The union highlighted its priorities, which included wage increases, preservation of the 38-hour work week, and improvements to pension and welfare funds.

Speaking after the conference, Sek General Secretary Andreas Matsas said Cyprus’ economic growth of 3.7 per cent this year provides an opportunity to enhance wages and benefits for workers, as stipulated in collective agreements.

“We believe the economy’s performance is not reflected in current wage levels. Wage increases aligned with the performance of sectors and businesses are vital to improving working conditions and maintaining economic growth,” Matsas said.

He then stressed the importance of retaining the 38-hour work week as a standard and ensuring that overtime work is fairly compensated while safeguarding health, safety and work-life balance, in addition to calling for the strengthening of pension funds and welfare schemes to address gaps in state social policy.

On collective agreements, Matsas expressed concern about reported violations, particularly by Hellenic Bank.

He said the bank had pressured Sek and trade union Peo members to either leave their unions or accept the non-uniform application of collective agreement provisions.

“Such practices are unacceptable,” Matsas said. “We have already approached the labour minister to intervene and restore order. We will monitor developments and take further action if necessary.”

He also cited a similar case in the hotel sector, where an employer unsuccessfully attempted to restrict the collective agreement’s application to unionised employees.

“We have always stood in solidarity with workers and defended their dignity against actions undermining both labour and business,” he added.

Matsas further urged the government to address issues like high living costs and to expand collective agreements across the labour market.

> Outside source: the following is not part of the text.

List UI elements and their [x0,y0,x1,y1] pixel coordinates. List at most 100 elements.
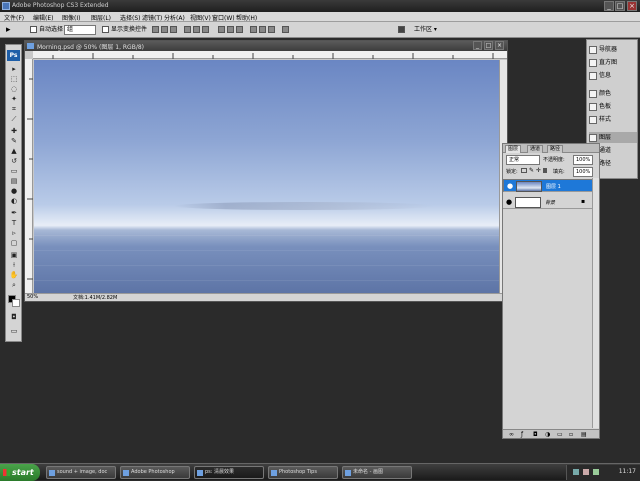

He stressed the need for restoring full application of the Cost of Living Allowance (CoLA) by next summer and for increasing the national minimum wage to reflect the rising median wage.

“The minimum wage must be tied to hourly work and linked to CoLA to protect workers from inflation,” Matsas said.

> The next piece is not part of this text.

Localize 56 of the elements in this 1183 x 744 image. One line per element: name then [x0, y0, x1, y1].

Other key issues raised during the conference included reforming the pension system to ensure no retiree receives a pension below the poverty line and addressing irregularities in the employment of third-country nationals, which Sek claims disrupt labour market equilibrium and create unfair competition.

Matsas also called for the timely adoption of the EU directive on collective agreements into national law, with Sek “already collaborating with European trade unions to design a strategy for its implementation”.

Matsas concluded by stressing that better regulation of labour relations and broader application of collective agreements would benefit both workers and businesses, creating a level playing field for employers who invest in their workforce.

“This is not a threat but a challenge we must collectively address,” he said.